Vaccinations: Patients should be advised that during treatment with MPA vaccinations may be less effective and the use of live attenuated vaccines should be avoided (see Interactions). Influenza vaccination may be of value. Prescribers should refer to national guidelines for influenza vaccinations.
Gastrointestinal disorders: Because MPA derivatives have been associated with an increased incidence of digestive system adverse events, including infrequent cases of gastrointestinal tract ulceration and hemorrhage and perforation, Myfortic should be administered with caution in patients with active serious digestive system disease.
Combination with other agents: Myfortic has been administered in combination with the following agents in clinical trials: antithymocyte globulin, basiliximab, ciclosporin for microemulsion and corticosteroids.
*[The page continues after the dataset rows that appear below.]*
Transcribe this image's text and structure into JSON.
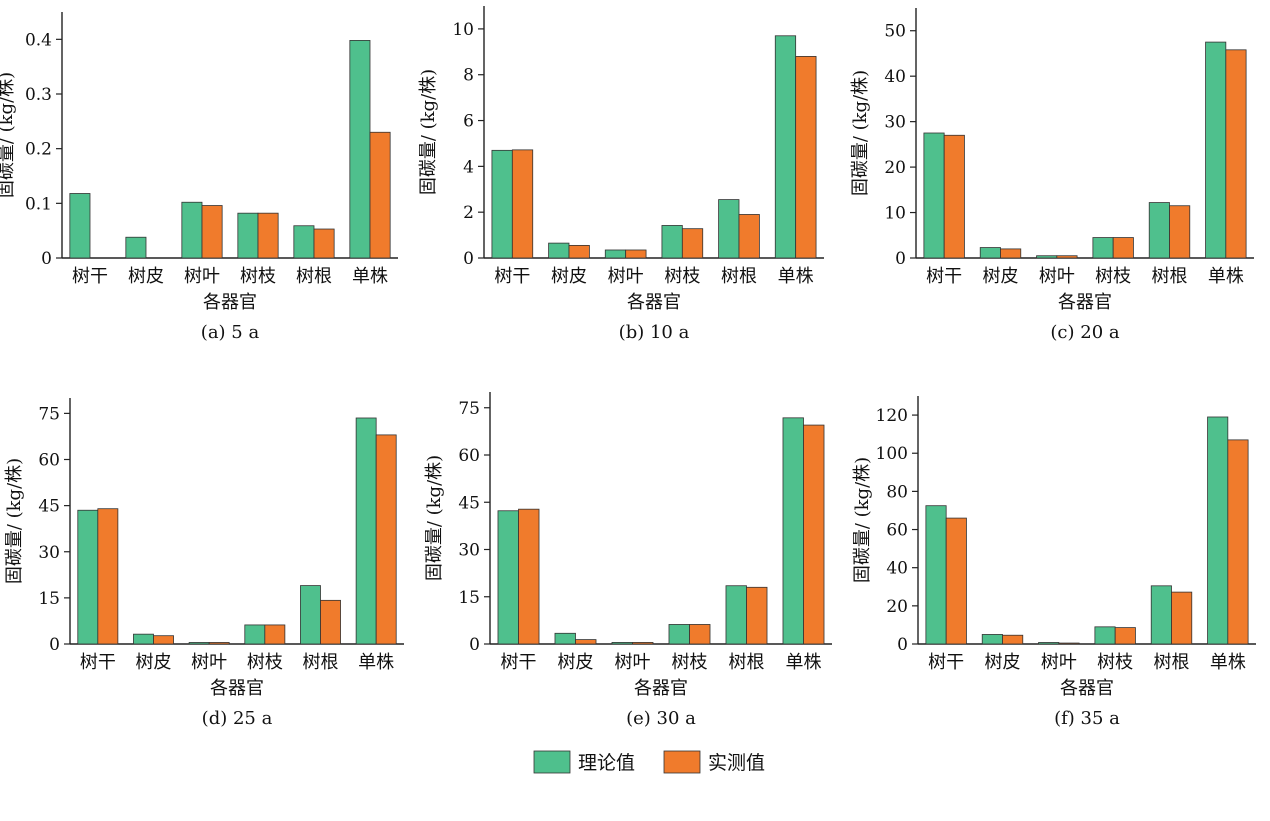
{
  "legend": [
    {
      "label": "理论值",
      "color": "#4fc08d"
    },
    {
      "label": "实测值",
      "color": "#f07b2c"
    }
  ],
  "chart_data": [
    {
      "type": "bar",
      "caption": "(a) 5 a",
      "xlabel": "各器官",
      "ylabel": "固碳量/ (kg/株)",
      "categories": [
        "树干",
        "树皮",
        "树叶",
        "树枝",
        "树根",
        "单株"
      ],
      "ylim": [
        0,
        0.45
      ],
      "yticks": [
        "0",
        "0.1",
        "0.2",
        "0.3",
        "0.4"
      ],
      "ytick_values": [
        0,
        0.1,
        0.2,
        0.3,
        0.4
      ],
      "series": [
        {
          "name": "理论值",
          "values": [
            0.118,
            0.038,
            0.102,
            0.082,
            0.059,
            0.398
          ]
        },
        {
          "name": "实测值",
          "values": [
            0,
            0,
            0.096,
            0.082,
            0.053,
            0.23
          ]
        }
      ]
    },
    {
      "type": "bar",
      "caption": "(b) 10 a",
      "xlabel": "各器官",
      "ylabel": "固碳量/ (kg/株)",
      "categories": [
        "树干",
        "树皮",
        "树叶",
        "树枝",
        "树根",
        "单株"
      ],
      "ylim": [
        0,
        11
      ],
      "yticks": [
        "0",
        "2",
        "4",
        "6",
        "8",
        "10"
      ],
      "ytick_values": [
        0,
        2,
        4,
        6,
        8,
        10
      ],
      "series": [
        {
          "name": "理论值",
          "values": [
            4.7,
            0.65,
            0.35,
            1.42,
            2.55,
            9.7
          ]
        },
        {
          "name": "实测值",
          "values": [
            4.72,
            0.55,
            0.35,
            1.28,
            1.9,
            8.8
          ]
        }
      ]
    },
    {
      "type": "bar",
      "caption": "(c) 20 a",
      "xlabel": "各器官",
      "ylabel": "固碳量/ (kg/株)",
      "categories": [
        "树干",
        "树皮",
        "树叶",
        "树枝",
        "树根",
        "单株"
      ],
      "ylim": [
        0,
        55
      ],
      "yticks": [
        "0",
        "10",
        "20",
        "30",
        "40",
        "50"
      ],
      "ytick_values": [
        0,
        10,
        20,
        30,
        40,
        50
      ],
      "series": [
        {
          "name": "理论值",
          "values": [
            27.5,
            2.3,
            0.5,
            4.5,
            12.2,
            47.5
          ]
        },
        {
          "name": "实测值",
          "values": [
            27.0,
            2.0,
            0.5,
            4.5,
            11.5,
            45.8
          ]
        }
      ]
    },
    {
      "type": "bar",
      "caption": "(d) 25 a",
      "xlabel": "各器官",
      "ylabel": "固碳量/ (kg/株)",
      "categories": [
        "树干",
        "树皮",
        "树叶",
        "树枝",
        "树根",
        "单株"
      ],
      "ylim": [
        0,
        80
      ],
      "yticks": [
        "0",
        "15",
        "30",
        "45",
        "60",
        "75"
      ],
      "ytick_values": [
        0,
        15,
        30,
        45,
        60,
        75
      ],
      "series": [
        {
          "name": "理论值",
          "values": [
            43.5,
            3.2,
            0.5,
            6.2,
            19.0,
            73.5
          ]
        },
        {
          "name": "实测值",
          "values": [
            44.0,
            2.7,
            0.5,
            6.2,
            14.2,
            68.0
          ]
        }
      ]
    },
    {
      "type": "bar",
      "caption": "(e) 30 a",
      "xlabel": "各器官",
      "ylabel": "固碳量/ (kg/株)",
      "categories": [
        "树干",
        "树皮",
        "树叶",
        "树枝",
        "树根",
        "单株"
      ],
      "ylim": [
        0,
        80
      ],
      "yticks": [
        "0",
        "15",
        "30",
        "45",
        "60",
        "75"
      ],
      "ytick_values": [
        0,
        15,
        30,
        45,
        60,
        75
      ],
      "series": [
        {
          "name": "理论值",
          "values": [
            42.3,
            3.4,
            0.5,
            6.2,
            18.5,
            71.8
          ]
        },
        {
          "name": "实测值",
          "values": [
            42.8,
            1.4,
            0.5,
            6.2,
            18.0,
            69.5
          ]
        }
      ]
    },
    {
      "type": "bar",
      "caption": "(f) 35 a",
      "xlabel": "各器官",
      "ylabel": "固碳量/ (kg/株)",
      "categories": [
        "树干",
        "树皮",
        "树叶",
        "树枝",
        "树根",
        "单株"
      ],
      "ylim": [
        0,
        130
      ],
      "yticks": [
        "0",
        "20",
        "40",
        "60",
        "80",
        "100",
        "120"
      ],
      "ytick_values": [
        0,
        20,
        40,
        60,
        80,
        100,
        120
      ],
      "series": [
        {
          "name": "理论值",
          "values": [
            72.5,
            5.0,
            0.8,
            9.0,
            30.5,
            119.0
          ]
        },
        {
          "name": "实测值",
          "values": [
            66.0,
            4.6,
            0.5,
            8.6,
            27.2,
            107.0
          ]
        }
      ]
    }
  ]
}
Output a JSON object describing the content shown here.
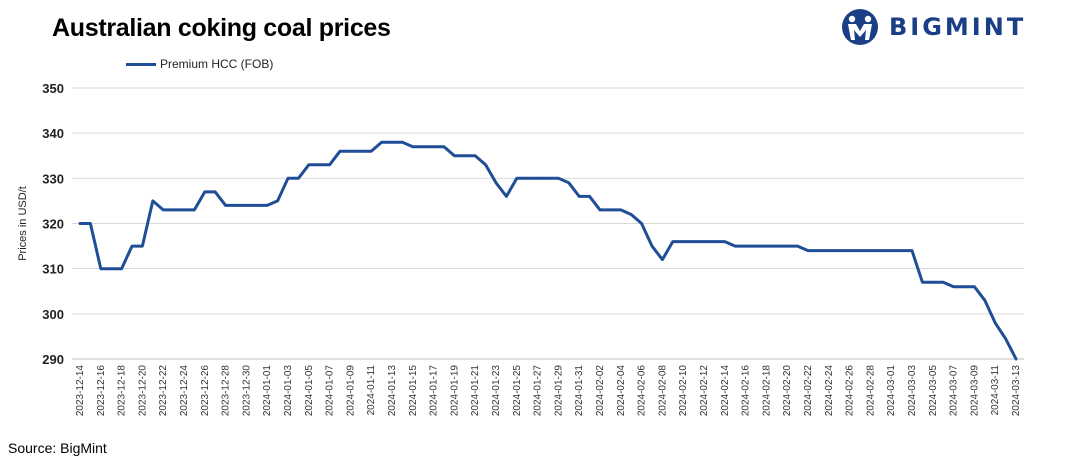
{
  "header": {
    "title": "Australian coking coal prices"
  },
  "logo": {
    "text": "BIGMINT",
    "color": "#1a3f86"
  },
  "footer": {
    "source": "Source: BigMint"
  },
  "chart_data": {
    "type": "line",
    "title": "Australian coking coal prices",
    "xlabel": "",
    "ylabel": "Prices in USD/t",
    "ylim": [
      290,
      350
    ],
    "yticks": [
      290,
      300,
      310,
      320,
      330,
      340,
      350
    ],
    "grid": true,
    "legend_position": "top-left",
    "line_color": "#1f4e96",
    "x": [
      "2023-12-14",
      "2023-12-15",
      "2023-12-16",
      "2023-12-17",
      "2023-12-18",
      "2023-12-19",
      "2023-12-20",
      "2023-12-21",
      "2023-12-22",
      "2023-12-23",
      "2023-12-24",
      "2023-12-25",
      "2023-12-26",
      "2023-12-27",
      "2023-12-28",
      "2023-12-29",
      "2023-12-30",
      "2023-12-31",
      "2024-01-01",
      "2024-01-02",
      "2024-01-03",
      "2024-01-04",
      "2024-01-05",
      "2024-01-06",
      "2024-01-07",
      "2024-01-08",
      "2024-01-09",
      "2024-01-10",
      "2024-01-11",
      "2024-01-12",
      "2024-01-13",
      "2024-01-14",
      "2024-01-15",
      "2024-01-16",
      "2024-01-17",
      "2024-01-18",
      "2024-01-19",
      "2024-01-20",
      "2024-01-21",
      "2024-01-22",
      "2024-01-23",
      "2024-01-24",
      "2024-01-25",
      "2024-01-26",
      "2024-01-27",
      "2024-01-28",
      "2024-01-29",
      "2024-01-30",
      "2024-01-31",
      "2024-02-01",
      "2024-02-02",
      "2024-02-03",
      "2024-02-04",
      "2024-02-05",
      "2024-02-06",
      "2024-02-07",
      "2024-02-08",
      "2024-02-09",
      "2024-02-10",
      "2024-02-11",
      "2024-02-12",
      "2024-02-13",
      "2024-02-14",
      "2024-02-15",
      "2024-02-16",
      "2024-02-17",
      "2024-02-18",
      "2024-02-19",
      "2024-02-20",
      "2024-02-21",
      "2024-02-22",
      "2024-02-23",
      "2024-02-24",
      "2024-02-25",
      "2024-02-26",
      "2024-02-27",
      "2024-02-28",
      "2024-02-29",
      "2024-03-01",
      "2024-03-02",
      "2024-03-03",
      "2024-03-04",
      "2024-03-05",
      "2024-03-06",
      "2024-03-07",
      "2024-03-08",
      "2024-03-09",
      "2024-03-10",
      "2024-03-11",
      "2024-03-12",
      "2024-03-13"
    ],
    "series": [
      {
        "name": "Premium HCC (FOB)",
        "values": [
          320,
          320,
          310,
          310,
          310,
          315,
          315,
          325,
          323,
          323,
          323,
          323,
          327,
          327,
          324,
          324,
          324,
          324,
          324,
          325,
          330,
          330,
          333,
          333,
          333,
          336,
          336,
          336,
          336,
          338,
          338,
          338,
          337,
          337,
          337,
          337,
          335,
          335,
          335,
          333,
          329,
          326,
          330,
          330,
          330,
          330,
          330,
          329,
          326,
          326,
          323,
          323,
          323,
          322,
          320,
          315,
          312,
          316,
          316,
          316,
          316,
          316,
          316,
          315,
          315,
          315,
          315,
          315,
          315,
          315,
          314,
          314,
          314,
          314,
          314,
          314,
          314,
          314,
          314,
          314,
          314,
          307,
          307,
          307,
          306,
          306,
          306,
          303,
          298,
          294.5,
          290
        ]
      }
    ],
    "xtick_labels": [
      "2023-12-14",
      "2023-12-16",
      "2023-12-18",
      "2023-12-20",
      "2023-12-22",
      "2023-12-24",
      "2023-12-26",
      "2023-12-28",
      "2023-12-30",
      "2024-01-01",
      "2024-01-03",
      "2024-01-05",
      "2024-01-07",
      "2024-01-09",
      "2024-01-11",
      "2024-01-13",
      "2024-01-15",
      "2024-01-17",
      "2024-01-19",
      "2024-01-21",
      "2024-01-23",
      "2024-01-25",
      "2024-01-27",
      "2024-01-29",
      "2024-01-31",
      "2024-02-02",
      "2024-02-04",
      "2024-02-06",
      "2024-02-08",
      "2024-02-10",
      "2024-02-12",
      "2024-02-14",
      "2024-02-16",
      "2024-02-18",
      "2024-02-20",
      "2024-02-22",
      "2024-02-24",
      "2024-02-26",
      "2024-02-28",
      "2024-03-01",
      "2024-03-03",
      "2024-03-05",
      "2024-03-07",
      "2024-03-09",
      "2024-03-11",
      "2024-03-13"
    ]
  }
}
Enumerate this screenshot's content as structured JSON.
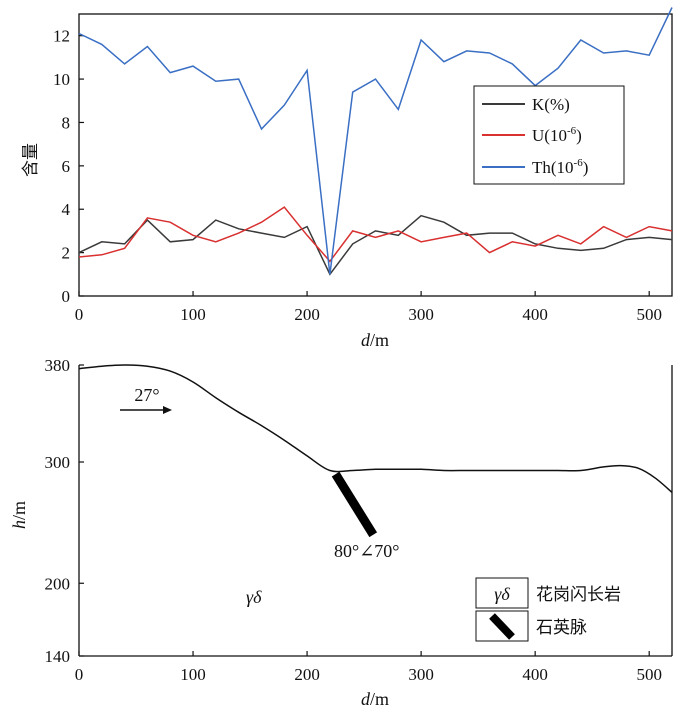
{
  "chart_data": [
    {
      "type": "line",
      "xlabel_italic": "d",
      "xlabel_unit": "/m",
      "ylabel": "含量",
      "xlim": [
        0,
        520
      ],
      "ylim": [
        0,
        13
      ],
      "xticks": [
        "0",
        "100",
        "200",
        "300",
        "400",
        "500"
      ],
      "yticks": [
        "0",
        "2",
        "4",
        "6",
        "8",
        "10",
        "12"
      ],
      "legend_position": "right-middle",
      "x": [
        0,
        20,
        40,
        60,
        80,
        100,
        120,
        140,
        160,
        180,
        200,
        220,
        240,
        260,
        280,
        300,
        320,
        340,
        360,
        380,
        400,
        420,
        440,
        460,
        480,
        500,
        520
      ],
      "series": [
        {
          "name": "K(%)",
          "name_base": "K(%)",
          "name_sup": "",
          "name_end": "",
          "color": "#3a3a3a",
          "values": [
            2.0,
            2.5,
            2.4,
            3.5,
            2.5,
            2.6,
            3.5,
            3.1,
            2.9,
            2.7,
            3.2,
            1.0,
            2.4,
            3.0,
            2.8,
            3.7,
            3.4,
            2.8,
            2.9,
            2.9,
            2.4,
            2.2,
            2.1,
            2.2,
            2.6,
            2.7,
            2.6
          ]
        },
        {
          "name": "U(10-6)",
          "name_base": "U(10",
          "name_sup": "-6",
          "name_end": ")",
          "color": "#d93030",
          "values": [
            1.8,
            1.9,
            2.2,
            3.6,
            3.4,
            2.8,
            2.5,
            2.9,
            3.4,
            4.1,
            2.8,
            1.6,
            3.0,
            2.7,
            3.0,
            2.5,
            2.7,
            2.9,
            2.0,
            2.5,
            2.3,
            2.8,
            2.4,
            3.2,
            2.7,
            3.2,
            3.0
          ]
        },
        {
          "name": "Th(10-6)",
          "name_base": "Th(10",
          "name_sup": "-6",
          "name_end": ")",
          "color": "#3a6fc4",
          "values": [
            12.1,
            11.6,
            10.7,
            11.5,
            10.3,
            10.6,
            9.9,
            10.0,
            7.7,
            8.8,
            10.4,
            1.0,
            9.4,
            10.0,
            8.6,
            11.8,
            10.8,
            11.3,
            11.2,
            10.7,
            9.7,
            10.5,
            11.8,
            11.2,
            11.3,
            11.1,
            13.3
          ]
        }
      ]
    },
    {
      "type": "line",
      "xlabel_italic": "d",
      "xlabel_unit": "/m",
      "ylabel_italic": "h",
      "ylabel_unit": "/m",
      "xlim": [
        0,
        520
      ],
      "ylim": [
        140,
        380
      ],
      "xticks": [
        "0",
        "100",
        "200",
        "300",
        "400",
        "500"
      ],
      "yticks": [
        "140",
        "200",
        "300",
        "380"
      ],
      "profile": {
        "x": [
          0,
          20,
          40,
          60,
          80,
          100,
          120,
          140,
          160,
          180,
          200,
          220,
          240,
          260,
          280,
          300,
          320,
          340,
          360,
          380,
          400,
          420,
          440,
          460,
          475,
          490,
          505,
          520
        ],
        "y": [
          377,
          379,
          380,
          379,
          375,
          366,
          353,
          341,
          330,
          318,
          305,
          293,
          293,
          294,
          294,
          294,
          293,
          293,
          293,
          293,
          293,
          293,
          293,
          296,
          297,
          295,
          287,
          275
        ]
      },
      "vein": {
        "start": [
          225,
          290
        ],
        "end": [
          258,
          240
        ]
      },
      "dip_label": "27°",
      "attitude_label": "80°∠70°",
      "rock_symbol": "γδ",
      "legend": [
        {
          "symbol": "γδ",
          "label": "花岗闪长岩"
        },
        {
          "symbol": "vein",
          "label": "石英脉"
        }
      ]
    }
  ]
}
The efficacy and safety of the use of Myfortic with other immunosuppressive agents (e.g. azathioprine) have not been studied. These combinations are therefore not recommended.
Effects on ability to drive and use machine: No studies on the effects on the ability to drive and use machines have been performed. The mechanism of action and pharmacodynamic profile and the reported adverse reactions indicate that an effect is unlikely.